27 Şubat 2012 Pazartesi

Avukatların tutukluluğuna itiraz

Savunmaya Özgürlük Platformu, 90 gündür tutuklu olan avukatlar hakkında verilen tutuklama kararının kaldırılması ve tahliye taleplerinin duruşmalı incelenmesi istemiyle dilekçe verdi.

Savunmaya Özgürlük Platformu, "KCK" soruşturması kapsamında 90 gündür tutuklu olan avukatlar hakkında tutuklama kararının kaldırılmasını ve tahliye taleplerinin duruşmalı incelenmesi talebiyle İstanbul Ağır Ceza Mahkemesi Başkanlığı'na dilekçe verdi.

'KARARLARIN HEPSİ GEREKÇESİZ'

Beşiktaş Adliyesi önünde Savunmaya Özgürlük Platformu adına açıklama yapan Avukat Several Ballıkaya, 36 avukatın 26 Kasım 2011'den beri tutuklu olduğunu hatırlattı. Mahkemenin 30 Kasım'da verdikleri itiraz dilekçesini reddettiğini anımsatan Ballıkaya, mahkemenin verdiği tutuklama kararı gibi itiraz ve itirazın reddi kararlarının da gerekçesiz olduğunu vurguladı.

Anayasa'nın 141. maddesine göre, bütün mahkemelerin her türlü kararları gerekçeli olarak yazması zorunluluğu olduğunu kaydeden Ballıkaya, Yargıtay'ın bir çok kararında, gerekçesiz kararların keyfiliğe yol açacağına dikkat çektiğini, yeterli gerekçe belirtmeyen mahkemelerin kararını bozduğunu kaydetti.

Meslektaşlarının tutuklanması için somut koşulların bulunmadığını vurgulayan Ballıkaya, avukatlar hakkında tutuklama kararı veren İstanbul 11. Ağır Ceza Mahkemesi'nin kararında, kuvvetli suç şüphesinin varlığını gösteren somut olguların neler olduğundan söz etmediğini kaydetti.
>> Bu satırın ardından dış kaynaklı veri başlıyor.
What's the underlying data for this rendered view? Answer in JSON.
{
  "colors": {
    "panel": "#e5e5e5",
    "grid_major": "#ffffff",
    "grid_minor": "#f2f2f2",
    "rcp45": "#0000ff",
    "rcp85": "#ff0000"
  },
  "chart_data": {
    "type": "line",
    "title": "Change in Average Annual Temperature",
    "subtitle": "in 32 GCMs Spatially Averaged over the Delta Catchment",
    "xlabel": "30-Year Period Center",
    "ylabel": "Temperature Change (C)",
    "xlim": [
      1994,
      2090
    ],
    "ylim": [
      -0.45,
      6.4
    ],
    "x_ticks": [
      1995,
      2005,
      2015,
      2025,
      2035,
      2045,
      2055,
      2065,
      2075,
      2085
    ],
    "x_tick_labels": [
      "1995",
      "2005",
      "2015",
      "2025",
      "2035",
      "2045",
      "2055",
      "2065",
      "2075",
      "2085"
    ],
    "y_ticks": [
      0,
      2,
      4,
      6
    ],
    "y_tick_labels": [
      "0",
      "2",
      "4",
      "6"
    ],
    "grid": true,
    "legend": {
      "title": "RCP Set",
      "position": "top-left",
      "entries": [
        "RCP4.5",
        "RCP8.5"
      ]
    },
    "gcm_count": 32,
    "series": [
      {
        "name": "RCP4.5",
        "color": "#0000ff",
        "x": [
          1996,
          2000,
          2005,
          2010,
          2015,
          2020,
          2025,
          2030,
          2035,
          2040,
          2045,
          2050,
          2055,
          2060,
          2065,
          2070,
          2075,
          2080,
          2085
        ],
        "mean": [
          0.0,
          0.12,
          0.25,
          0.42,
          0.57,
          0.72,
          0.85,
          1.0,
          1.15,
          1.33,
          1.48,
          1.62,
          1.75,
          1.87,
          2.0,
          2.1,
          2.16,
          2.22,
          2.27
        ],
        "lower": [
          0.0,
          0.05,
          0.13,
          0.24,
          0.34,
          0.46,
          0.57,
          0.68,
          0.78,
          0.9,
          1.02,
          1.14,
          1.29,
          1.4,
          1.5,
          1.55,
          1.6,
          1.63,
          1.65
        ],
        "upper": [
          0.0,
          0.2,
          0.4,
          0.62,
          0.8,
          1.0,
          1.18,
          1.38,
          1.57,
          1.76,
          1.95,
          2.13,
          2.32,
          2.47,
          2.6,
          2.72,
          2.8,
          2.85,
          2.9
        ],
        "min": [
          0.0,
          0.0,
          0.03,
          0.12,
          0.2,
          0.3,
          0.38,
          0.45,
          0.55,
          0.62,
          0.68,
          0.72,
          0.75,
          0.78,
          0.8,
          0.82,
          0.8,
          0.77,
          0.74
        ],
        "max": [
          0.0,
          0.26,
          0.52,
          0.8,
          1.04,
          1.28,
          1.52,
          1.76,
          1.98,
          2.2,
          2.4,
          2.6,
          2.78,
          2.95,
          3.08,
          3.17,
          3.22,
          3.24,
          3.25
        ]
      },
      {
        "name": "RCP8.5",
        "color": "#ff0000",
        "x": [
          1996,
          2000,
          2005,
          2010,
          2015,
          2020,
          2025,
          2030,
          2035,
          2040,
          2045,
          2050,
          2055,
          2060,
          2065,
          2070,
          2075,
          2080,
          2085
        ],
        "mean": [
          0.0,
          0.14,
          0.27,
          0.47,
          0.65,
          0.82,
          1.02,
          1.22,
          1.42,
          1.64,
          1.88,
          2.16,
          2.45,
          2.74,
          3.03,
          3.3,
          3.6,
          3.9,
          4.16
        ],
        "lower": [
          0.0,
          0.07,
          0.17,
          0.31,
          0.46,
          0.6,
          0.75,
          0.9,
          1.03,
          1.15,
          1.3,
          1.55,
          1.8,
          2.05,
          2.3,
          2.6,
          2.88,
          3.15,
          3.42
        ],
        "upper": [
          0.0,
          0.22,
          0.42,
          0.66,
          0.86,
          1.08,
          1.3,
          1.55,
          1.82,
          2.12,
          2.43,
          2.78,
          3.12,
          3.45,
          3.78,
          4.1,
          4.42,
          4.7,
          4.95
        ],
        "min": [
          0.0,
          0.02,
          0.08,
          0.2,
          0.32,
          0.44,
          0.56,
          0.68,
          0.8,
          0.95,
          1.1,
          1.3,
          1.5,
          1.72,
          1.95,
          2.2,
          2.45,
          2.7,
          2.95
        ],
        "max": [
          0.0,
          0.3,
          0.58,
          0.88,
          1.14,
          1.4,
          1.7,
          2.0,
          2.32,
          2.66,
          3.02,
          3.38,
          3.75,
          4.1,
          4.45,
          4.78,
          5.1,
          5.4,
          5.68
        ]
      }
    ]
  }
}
Ballıkaya, mahkemenin soruşturma aşamasındayken tutuklama kararı almasının, "tutuklamanın adeta insan rehin anlayışıyla uygulanan bir cezalandırmaya dönüştüğünün" göstergesi olarak değerlendirdi.

'KAÇMA, DELİL KARATMA İHTİMALİ YOK'

Yargıtay kararlarına göre tutuklamanın hukuka uygun olması için "gecikmede tehlike, haklı görünüş ve ölçülülük" ön şartlarının aranması gerektiğini kaydeden Ballıkaya, "delil yok etme, karartma ya da kaçma" ihtimalinin olmadığını vurguladı. Ceza Muhakemesi ilkelerinin başında, "hukuk devleti, adil yargılama ve suçsuzluk karinesi" ilkelerinin geldiğini söyledi. Ballıkaya, tutuklama kararının AİHM kararlarına da aykırı olduğunu vurguladı.

Avukatların savunmalık görevleri nedeni ile yargılandıklarını kaydeden Ballıkaya, "Müvekkilleri Abdullah Öcalan'la yaptıkları görüşmeler suçlama olarak kendilerine yöneltilmiştir" dedi. "Avukatlık, kamu hizmeti ve bir serbest meslektir" diyen Ballıkaya, "Yani avukat mesleğini tam bir özgürlük içinde yerini getirebilmelidir. Avukata tanınan bu hak, savunma dokunulmazlığı olarak tanımlanmaktadır. Bu hakkın tanınması aynı zamanda yargılamanın en önemli kurallarından biri olan yargı bağımsızlığının sağlanması açısından önemlidir" dedi.

'KISITLAMA KARARI SAVUNMA HAKKININ İHLALİ'

Kısıtlama kararı nedeniyle dosyadaki bilgi ve delilleri bilmediklerini kaydeden Ballıkaya, kısıtlama kararının savunma hakkının ihlali niteliğinde olduğunu ve yasal başvuru yollarının kullanılmasını engellediğini söyledi. Ballıkaya, gizlilik nedeniyle mahkemenin verdiği ön önemli karar olan tutuklama kararını tartışmak ve ona karşı delil sunma haklarının da ellerinden alındığını vurguladı.

Aynı zamanda meslektaşları olan müvekillerinin 3 aydır hukuksuz bir şekilde tutuklu olduğunu kaydeden Avukat Several Ballıkaya, "Tutuklama kararının kaldırılması ve tahliye talebinin duruşmalı incelenmesi" talebiyle İstanbul Ağır Ceza Mahkemesi Başkanlığı'na dilekçe verdiklerini kaydetti.